Dear Joe,
The other day at work one of my coworkers had his fly unzipped. I was too embarrassed to actually say anything to him at the time but then I felt guilty for not letting him know about it. What exactly is the proper way to bring that sort of thing to someone’s attention?
Dear E.S.
The proper etiquette for dealing with someone with their fly open is to:
(1) Pretend that you don’t notice,
(2) Maintain eye contact, and
(3) Reach over, very non-chalantly, and zip it up for them.
(4) Continue the conversation as if nothing were out of the ordinary in order to avoid drawing attention to what you're doing.
If there is anything worse that being caught with your fly down, it’s having others draw attention to it. Follow these steps and you can avoid an awkward situation. Trust me, your coworker will appreciate your discretion.
Dear Joe,
Whatever happened to full service gas stations? Don't people realize women depend on these to be around? I hate pumping my own gas and I hate checking the oil and water. Sorry, but I am an old fashioned woman who believes that this is a job that belongs to the men. I couldn't tell you how much air pressure goes in each tire, or how much antifreeze to put in. But I can tell you that there is not one place in my town where you can pull into and someone else does all these things for you. What happened to the good old days of full service?
Dear S.H.,
You aren’t the only one who misses them. When I was a boy my big dream was to be the chief gas pumper at the local Texaco. While other boys dreamed of becoming policemen so they could wear shiny badges and carry guns, my dream uniform consisted of a blue polyester shirt, Dickies work pants, and a squeegee.
Fortunately, my parents sensed my destiny from birth and gave me the name “Joe”, which not only fits into that little oval patch sewn on work shirts but is Hebrew for “he who checks the wiper fluid”.
But like Betamax repairmen and 8-track stereo installers, I became of victim of technological progress.
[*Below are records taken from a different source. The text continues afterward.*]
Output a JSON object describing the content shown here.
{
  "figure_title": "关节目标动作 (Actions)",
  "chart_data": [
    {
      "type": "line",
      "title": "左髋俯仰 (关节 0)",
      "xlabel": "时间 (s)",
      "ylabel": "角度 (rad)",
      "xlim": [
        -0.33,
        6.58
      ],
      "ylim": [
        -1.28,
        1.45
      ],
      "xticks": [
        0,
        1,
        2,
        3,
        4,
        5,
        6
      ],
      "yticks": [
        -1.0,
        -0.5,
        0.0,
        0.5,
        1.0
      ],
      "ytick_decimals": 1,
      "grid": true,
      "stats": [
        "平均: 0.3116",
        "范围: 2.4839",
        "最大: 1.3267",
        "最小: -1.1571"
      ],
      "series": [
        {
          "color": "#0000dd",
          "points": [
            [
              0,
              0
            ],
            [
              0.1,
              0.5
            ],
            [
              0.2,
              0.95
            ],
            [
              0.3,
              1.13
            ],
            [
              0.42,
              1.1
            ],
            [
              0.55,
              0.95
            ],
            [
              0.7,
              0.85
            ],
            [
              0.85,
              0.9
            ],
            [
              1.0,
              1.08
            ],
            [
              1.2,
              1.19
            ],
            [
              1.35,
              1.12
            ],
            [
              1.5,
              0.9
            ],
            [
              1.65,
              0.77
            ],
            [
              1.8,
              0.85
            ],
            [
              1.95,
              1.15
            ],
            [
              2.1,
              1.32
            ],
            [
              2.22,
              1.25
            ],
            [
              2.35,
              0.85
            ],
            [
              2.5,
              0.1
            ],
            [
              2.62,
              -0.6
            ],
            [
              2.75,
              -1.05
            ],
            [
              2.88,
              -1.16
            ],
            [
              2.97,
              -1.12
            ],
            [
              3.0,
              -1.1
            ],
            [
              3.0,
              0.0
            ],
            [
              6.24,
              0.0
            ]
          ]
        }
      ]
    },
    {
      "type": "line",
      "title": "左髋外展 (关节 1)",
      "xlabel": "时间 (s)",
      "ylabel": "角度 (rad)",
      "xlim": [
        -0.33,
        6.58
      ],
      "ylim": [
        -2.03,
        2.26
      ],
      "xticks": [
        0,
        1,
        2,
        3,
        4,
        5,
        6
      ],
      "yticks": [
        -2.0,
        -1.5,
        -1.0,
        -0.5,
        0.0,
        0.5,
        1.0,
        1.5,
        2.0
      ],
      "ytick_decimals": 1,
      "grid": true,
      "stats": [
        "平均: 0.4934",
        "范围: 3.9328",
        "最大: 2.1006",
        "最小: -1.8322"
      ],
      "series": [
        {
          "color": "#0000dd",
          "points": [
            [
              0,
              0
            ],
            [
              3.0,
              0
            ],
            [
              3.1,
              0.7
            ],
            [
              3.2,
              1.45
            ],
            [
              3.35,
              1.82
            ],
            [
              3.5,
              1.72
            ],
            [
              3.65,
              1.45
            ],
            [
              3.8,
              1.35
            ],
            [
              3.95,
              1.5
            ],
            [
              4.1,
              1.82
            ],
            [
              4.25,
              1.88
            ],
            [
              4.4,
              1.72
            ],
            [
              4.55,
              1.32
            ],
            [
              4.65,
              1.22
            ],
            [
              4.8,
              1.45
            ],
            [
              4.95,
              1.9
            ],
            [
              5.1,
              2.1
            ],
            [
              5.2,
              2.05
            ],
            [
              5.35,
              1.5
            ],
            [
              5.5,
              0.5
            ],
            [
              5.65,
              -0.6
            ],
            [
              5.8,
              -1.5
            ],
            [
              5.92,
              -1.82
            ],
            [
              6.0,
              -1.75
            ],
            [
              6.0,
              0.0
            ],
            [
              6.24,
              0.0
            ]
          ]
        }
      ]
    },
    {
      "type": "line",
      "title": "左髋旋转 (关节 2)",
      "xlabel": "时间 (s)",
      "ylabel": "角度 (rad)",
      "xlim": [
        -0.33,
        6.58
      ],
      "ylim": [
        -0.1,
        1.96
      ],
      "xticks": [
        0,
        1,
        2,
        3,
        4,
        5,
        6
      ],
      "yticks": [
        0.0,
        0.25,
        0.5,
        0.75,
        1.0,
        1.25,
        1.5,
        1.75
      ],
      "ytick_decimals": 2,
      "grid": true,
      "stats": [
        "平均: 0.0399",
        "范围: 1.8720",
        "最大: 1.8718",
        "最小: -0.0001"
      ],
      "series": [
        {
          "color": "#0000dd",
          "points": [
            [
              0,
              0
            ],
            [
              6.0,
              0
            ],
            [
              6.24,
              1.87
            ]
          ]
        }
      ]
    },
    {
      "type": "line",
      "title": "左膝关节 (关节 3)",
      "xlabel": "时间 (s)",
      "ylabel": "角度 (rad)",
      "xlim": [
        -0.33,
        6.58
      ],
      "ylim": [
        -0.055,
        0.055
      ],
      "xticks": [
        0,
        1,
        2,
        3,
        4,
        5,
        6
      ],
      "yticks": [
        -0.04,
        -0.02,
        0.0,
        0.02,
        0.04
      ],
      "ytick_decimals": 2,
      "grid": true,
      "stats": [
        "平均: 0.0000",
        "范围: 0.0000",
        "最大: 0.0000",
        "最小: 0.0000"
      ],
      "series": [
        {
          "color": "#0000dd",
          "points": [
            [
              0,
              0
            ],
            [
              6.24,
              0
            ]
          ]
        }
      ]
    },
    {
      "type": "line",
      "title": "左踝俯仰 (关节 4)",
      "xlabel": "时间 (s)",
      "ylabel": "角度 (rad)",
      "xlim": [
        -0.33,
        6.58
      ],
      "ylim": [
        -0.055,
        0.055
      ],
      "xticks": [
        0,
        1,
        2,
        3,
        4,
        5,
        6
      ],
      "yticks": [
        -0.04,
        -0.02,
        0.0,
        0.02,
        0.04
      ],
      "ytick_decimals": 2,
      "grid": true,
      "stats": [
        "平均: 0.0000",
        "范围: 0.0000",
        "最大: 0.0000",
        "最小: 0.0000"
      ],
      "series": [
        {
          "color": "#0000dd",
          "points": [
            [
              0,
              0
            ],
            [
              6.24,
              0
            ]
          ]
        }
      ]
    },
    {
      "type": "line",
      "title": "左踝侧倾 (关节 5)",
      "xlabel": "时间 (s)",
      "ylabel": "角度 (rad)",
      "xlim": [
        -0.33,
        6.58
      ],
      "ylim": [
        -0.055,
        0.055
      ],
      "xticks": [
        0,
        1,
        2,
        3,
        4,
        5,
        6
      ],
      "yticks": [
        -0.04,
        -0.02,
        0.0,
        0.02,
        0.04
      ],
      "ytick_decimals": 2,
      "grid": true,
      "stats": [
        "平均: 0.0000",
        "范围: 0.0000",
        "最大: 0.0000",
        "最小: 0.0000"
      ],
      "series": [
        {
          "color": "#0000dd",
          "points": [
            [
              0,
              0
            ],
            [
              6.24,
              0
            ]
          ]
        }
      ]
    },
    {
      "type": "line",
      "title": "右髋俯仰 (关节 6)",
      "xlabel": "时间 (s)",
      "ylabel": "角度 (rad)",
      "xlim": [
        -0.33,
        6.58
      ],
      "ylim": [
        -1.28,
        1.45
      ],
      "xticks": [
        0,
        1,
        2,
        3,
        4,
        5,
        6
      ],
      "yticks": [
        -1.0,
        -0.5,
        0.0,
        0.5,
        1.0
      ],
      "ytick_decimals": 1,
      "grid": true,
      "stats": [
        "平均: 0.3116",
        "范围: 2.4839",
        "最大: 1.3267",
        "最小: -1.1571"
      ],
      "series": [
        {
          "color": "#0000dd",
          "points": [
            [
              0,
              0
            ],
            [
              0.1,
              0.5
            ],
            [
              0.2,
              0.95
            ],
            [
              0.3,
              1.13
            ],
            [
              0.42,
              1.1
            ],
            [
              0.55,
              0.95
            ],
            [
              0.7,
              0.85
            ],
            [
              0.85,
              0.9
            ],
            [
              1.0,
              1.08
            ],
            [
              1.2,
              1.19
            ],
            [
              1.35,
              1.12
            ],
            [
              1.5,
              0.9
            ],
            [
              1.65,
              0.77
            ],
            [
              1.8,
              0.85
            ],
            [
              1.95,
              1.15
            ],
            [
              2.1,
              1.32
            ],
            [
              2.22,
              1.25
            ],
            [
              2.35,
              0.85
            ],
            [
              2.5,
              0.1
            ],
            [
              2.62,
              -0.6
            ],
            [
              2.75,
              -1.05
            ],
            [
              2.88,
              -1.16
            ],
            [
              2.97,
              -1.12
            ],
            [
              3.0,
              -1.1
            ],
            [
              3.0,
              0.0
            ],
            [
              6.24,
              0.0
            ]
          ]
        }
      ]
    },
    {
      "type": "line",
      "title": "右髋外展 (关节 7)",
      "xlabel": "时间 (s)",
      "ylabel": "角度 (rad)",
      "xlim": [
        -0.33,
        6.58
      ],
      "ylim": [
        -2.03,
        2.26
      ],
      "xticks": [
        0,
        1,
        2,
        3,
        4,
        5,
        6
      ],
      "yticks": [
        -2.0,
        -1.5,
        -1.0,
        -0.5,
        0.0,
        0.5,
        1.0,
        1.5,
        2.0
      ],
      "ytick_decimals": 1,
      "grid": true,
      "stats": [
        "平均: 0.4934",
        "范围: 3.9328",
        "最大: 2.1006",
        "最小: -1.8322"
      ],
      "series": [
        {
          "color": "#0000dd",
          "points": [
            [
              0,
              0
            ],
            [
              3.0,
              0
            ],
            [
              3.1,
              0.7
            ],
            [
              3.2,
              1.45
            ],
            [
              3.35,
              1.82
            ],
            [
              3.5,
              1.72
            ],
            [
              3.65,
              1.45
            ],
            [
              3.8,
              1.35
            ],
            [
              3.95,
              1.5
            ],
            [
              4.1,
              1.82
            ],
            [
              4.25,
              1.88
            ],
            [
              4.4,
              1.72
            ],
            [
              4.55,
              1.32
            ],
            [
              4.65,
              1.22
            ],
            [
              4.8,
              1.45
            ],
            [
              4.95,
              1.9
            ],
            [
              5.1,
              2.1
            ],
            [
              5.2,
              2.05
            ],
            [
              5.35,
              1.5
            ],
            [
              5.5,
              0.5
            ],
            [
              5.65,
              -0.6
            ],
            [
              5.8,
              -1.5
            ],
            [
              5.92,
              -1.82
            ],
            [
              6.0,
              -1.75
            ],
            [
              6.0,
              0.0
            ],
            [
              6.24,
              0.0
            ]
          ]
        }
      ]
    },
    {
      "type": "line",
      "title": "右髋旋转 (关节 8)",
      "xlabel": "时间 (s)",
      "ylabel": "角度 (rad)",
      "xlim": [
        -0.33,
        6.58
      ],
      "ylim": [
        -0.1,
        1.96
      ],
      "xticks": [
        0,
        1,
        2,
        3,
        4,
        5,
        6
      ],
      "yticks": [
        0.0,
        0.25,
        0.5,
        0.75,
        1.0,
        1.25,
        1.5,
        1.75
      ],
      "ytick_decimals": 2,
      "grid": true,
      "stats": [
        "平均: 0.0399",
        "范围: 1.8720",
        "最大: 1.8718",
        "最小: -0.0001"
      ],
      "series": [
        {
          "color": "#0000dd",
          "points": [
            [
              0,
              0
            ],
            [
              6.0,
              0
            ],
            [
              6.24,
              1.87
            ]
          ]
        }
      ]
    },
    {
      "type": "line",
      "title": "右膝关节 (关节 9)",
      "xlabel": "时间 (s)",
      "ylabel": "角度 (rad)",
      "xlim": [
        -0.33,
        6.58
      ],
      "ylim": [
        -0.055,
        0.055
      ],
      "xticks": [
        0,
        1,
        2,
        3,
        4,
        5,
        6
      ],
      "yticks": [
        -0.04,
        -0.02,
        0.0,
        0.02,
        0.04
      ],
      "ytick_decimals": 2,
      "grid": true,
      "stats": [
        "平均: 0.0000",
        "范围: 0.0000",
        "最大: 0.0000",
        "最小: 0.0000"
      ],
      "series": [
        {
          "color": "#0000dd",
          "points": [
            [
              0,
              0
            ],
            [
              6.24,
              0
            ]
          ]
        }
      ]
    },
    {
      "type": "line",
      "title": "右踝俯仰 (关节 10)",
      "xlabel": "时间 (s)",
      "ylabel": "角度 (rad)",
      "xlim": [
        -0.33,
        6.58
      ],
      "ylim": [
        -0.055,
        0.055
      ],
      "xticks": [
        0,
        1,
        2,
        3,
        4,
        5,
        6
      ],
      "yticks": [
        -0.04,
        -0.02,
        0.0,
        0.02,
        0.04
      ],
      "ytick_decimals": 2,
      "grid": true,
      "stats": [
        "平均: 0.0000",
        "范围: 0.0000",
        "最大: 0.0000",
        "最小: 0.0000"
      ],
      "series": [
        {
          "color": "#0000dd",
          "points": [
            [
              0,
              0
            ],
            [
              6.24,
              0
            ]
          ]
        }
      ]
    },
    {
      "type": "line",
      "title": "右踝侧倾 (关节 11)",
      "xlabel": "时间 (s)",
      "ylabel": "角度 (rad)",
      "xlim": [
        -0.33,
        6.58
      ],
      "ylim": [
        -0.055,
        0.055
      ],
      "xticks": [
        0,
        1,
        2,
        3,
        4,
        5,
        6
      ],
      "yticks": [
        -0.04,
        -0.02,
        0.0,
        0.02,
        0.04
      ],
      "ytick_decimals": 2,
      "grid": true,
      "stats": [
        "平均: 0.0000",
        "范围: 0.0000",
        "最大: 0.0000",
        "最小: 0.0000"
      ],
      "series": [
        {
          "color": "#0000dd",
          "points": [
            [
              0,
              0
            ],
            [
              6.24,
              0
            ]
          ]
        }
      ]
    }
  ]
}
Full-service stations are like barber shops that had copies of Grit magazine lying around - you can’t really remember when you stopped seeing them until they just weren’t there anymore.
You could, of course, move to Oregon. In that state, it’s required by law that all gas pumps be manned by professionals. Self-service, in fact, isn’t allowed at all. Obviously, their state government is either run by old-fashioned women or guys named “Joe”.
1
What I find even more irritating than no full-service stations available, is when you are in a county/state that mandates full-service and it isn't Joe serving you but Josephine.
posted on 10.17.2004 7:18 AM2
When you're in Hilo, HI, try the full service Shell station on the bayfront. For ~ twenty cents per gallon more you get the whole enchilada -- they fill your tank, do the wipers, check the oil and tire pressure. I usually flip the kid that's doing it a coupla bucks tip.
Paying an few dollars more for a tankfull is no big deal when gas is $2.40 a gallon at a self-serve station.
3
Criminy. I'll make sure to keep it zipped up at all times. :)
posted on 10.17.2004 3:24 PM4
Yikes. How many people have you zipped up twice? Or once for that matter? Cancel that. I don't want to know. That would be way too much information.
posted on 10.17.2004 9:35 PM5
Dear Joe,
I was at an eating establishment this evening and the young lady at the hostess stand had an open fly. I took your advice and remedied the situation for her.
I will send you the hospital bill shortly.
All the best,
John
posted on 10.17.2004 10:05 PM6
Hey John,
I will send you the hospital bill shortly.
I think your experience is further evidence of the decline of civility in America. Some people just don't appreciate when you use proper etiquette.
posted on 10.18.2004 12:05 AM8
New Jersey is like Oregon - it's all full service there, or at least that's what the guy told me when I was there a few months ago. So, go to NJ to get your full service gas and do the attendant a favor and zip their fly up for them if it's down - they'll appreciate it!
posted on 10.18.2004 9:28 AM9
And what if she had neglected to button the top of her blouse?
posted on 10.18.2004 11:53 AM10
That reminds me of the time I broke my nose in church. Following Joe's general advice I noticed that the lady in the pew in fromt of me had her dress caught in her "buttcrack." (There must be a technical term for that but I don't know what it is.)
Being a gentleman and not wanting to cause a scene, I bent over and "removed" it. You wouldn't belive the look she shot me as she whirled around. She was not garteful at all.
Not wanting to offend, and wanting to mcoorect my social gaffe, I decided the best thing to do was "to put it back."
Then my nose was broken. Don't listen to Joe. Let those zippers stay unzippered.